December 20, 2012
Study Says Sibling Rivalries Can Harm Long-Term Mental Health
Lee Rannals for redOrbit.com - Your Universe Online
Those sibling rivalries around Christmas time may have deeper repercussions than just a sour mood researchers suggest. In a report recently published in the journal Child Development, researchers from the University of Missouri wrote that fights between siblings about simple things could lead to depression, anxiety and self-esteem issues.
Teen siblings fight about various issues, and many of their fights can be categorized as being about equality and fairness, or invasion of personal space. The latest study found that teens who fought with their siblings over equality and fairness faced more issues with depression a year later than those who reported harmonious sibling relationships. They also noted that teens who fought about issues relating to personal space were more anxious and had lower self-esteem a year later.
Additionally, they found that anxiety and self-esteem issues related to these fights appear to be more detrimental for some siblings than others.
Researchers also observed that teens who were more depressed and anxious tended to have more conflicts with their siblings a year later, while teens with more self-esteem had fewer conflicts.
They found that it was only the frequency of issues related to equality and fairness that predicted symptoms of depression, while both frequency and intensity over invasion of personal space were detrimental.

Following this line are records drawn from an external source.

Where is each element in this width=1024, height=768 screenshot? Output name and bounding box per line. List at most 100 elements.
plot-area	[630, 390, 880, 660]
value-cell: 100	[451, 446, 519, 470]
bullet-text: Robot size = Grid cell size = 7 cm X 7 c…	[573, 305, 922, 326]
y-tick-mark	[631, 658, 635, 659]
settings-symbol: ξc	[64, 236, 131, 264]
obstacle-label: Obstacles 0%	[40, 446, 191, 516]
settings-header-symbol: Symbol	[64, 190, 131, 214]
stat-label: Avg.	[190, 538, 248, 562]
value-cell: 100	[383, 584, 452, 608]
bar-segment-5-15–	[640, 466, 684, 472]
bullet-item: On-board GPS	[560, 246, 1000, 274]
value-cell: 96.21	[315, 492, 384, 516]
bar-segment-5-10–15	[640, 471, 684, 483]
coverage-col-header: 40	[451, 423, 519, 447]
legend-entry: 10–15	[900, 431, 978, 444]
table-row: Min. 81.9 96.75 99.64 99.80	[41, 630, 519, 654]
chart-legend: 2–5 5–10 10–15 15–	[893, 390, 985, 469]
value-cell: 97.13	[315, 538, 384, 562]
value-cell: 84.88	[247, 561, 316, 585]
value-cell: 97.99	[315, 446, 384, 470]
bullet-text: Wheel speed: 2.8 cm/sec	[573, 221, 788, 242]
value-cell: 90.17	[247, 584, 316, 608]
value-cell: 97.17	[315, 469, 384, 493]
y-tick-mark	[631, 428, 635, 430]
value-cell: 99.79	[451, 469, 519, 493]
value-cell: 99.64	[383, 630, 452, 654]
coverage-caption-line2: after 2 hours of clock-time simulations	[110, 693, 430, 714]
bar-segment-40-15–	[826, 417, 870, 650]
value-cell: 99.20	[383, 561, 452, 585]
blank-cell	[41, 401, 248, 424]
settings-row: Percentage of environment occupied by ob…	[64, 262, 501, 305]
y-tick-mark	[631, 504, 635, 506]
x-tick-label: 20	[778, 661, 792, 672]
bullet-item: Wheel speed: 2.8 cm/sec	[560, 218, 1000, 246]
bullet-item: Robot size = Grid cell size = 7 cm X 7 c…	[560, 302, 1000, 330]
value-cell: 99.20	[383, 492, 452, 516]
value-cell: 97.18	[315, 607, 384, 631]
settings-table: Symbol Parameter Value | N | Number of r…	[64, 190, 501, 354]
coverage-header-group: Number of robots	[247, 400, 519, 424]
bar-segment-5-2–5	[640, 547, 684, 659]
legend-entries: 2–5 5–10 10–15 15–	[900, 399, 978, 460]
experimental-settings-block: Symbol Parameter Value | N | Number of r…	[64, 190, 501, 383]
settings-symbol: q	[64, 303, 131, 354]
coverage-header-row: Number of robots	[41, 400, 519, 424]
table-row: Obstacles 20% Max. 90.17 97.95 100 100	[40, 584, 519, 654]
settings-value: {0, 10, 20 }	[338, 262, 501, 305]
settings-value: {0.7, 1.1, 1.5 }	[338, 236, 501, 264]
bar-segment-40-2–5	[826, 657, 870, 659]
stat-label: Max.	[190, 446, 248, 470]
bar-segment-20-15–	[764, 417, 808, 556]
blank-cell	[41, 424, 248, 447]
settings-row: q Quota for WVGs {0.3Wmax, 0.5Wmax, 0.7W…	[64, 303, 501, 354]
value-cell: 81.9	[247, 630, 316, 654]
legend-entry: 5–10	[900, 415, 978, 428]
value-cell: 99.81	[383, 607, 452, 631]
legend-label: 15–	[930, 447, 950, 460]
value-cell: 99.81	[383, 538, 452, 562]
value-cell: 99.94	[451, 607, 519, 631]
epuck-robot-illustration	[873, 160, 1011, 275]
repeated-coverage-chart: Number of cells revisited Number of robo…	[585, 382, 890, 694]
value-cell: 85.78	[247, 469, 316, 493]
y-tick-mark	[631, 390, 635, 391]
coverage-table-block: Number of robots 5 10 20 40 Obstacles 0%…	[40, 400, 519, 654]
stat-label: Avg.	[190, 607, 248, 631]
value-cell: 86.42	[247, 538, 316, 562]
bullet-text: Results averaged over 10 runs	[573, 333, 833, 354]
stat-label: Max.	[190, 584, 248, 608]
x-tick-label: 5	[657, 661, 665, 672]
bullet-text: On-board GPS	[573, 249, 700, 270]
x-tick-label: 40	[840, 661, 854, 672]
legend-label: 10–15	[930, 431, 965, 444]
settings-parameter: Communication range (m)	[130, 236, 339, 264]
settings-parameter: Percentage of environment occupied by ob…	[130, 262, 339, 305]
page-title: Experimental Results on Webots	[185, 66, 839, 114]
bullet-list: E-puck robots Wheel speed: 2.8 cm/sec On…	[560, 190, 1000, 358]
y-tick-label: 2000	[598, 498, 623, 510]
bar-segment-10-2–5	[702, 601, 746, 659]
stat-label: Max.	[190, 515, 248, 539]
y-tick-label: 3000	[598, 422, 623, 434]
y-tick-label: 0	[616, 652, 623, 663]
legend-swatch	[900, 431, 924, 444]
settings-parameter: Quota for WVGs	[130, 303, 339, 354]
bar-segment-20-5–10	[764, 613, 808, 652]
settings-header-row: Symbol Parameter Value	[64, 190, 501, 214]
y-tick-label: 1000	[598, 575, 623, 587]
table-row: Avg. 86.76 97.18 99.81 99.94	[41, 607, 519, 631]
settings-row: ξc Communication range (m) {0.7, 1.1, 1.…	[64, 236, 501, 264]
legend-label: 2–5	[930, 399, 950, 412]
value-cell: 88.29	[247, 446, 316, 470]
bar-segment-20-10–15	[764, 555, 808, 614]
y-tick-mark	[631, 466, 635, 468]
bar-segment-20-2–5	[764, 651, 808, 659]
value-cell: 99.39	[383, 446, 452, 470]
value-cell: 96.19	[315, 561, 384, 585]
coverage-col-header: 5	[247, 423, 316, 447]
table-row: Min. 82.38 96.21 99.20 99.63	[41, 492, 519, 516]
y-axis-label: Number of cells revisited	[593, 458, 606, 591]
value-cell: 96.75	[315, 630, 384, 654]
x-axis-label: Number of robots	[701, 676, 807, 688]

The team looked at 145 pairs of mostly European-American, middle-class siblings who had average ages of 12 and 15 for the younger and older siblings, respectively. The teens rated different topics that served as potential sources of conflict, noting how often the arguments occurred and how "hot" the discussions were.
The study also examined the ties between the arguments and of the self-reported rates of depression, anxiety and low self-esteem after a year.
"Our findings may help parents, psychologists, and others who work with and support teens to understand that all sibling conflicts are not created equally," Nicole Campione-Barr, assistant professor of psychological sciences at the University of Missouri, the study's lead author, said in a press release.
"It may be possible to avoid sibling conflicts by recognizing that adolescents desire more privacy as they strive for greater independence."
She added that structured tradeoffs in chore duties and equal times with shared household items give siblings fewer opportunities to compare themselves unfavorably to one another.
She said that "different conflicts influence teens' adjustment in different ways, and the content of conflicts must be studied together with the frequency and intensity of conflicts."
"These findings extend our knowledge of how the emotional adjustment of individual adolescents influences later sibling conflict and vice versa," Campione-Barr said in a press release.
Campione-Barr says that the next step in the research will be to examine the positive aspects of relationships among adolescent siblings and parents.
"Strong, healthy family relationships are immensely beneficial later in life," Campione-Barr said in the release. "For example, there are things people will tell their siblings that they would never tell their parents, or possibly even friends. We are currently studying disclosure and levels of trust among parents, siblings and peers."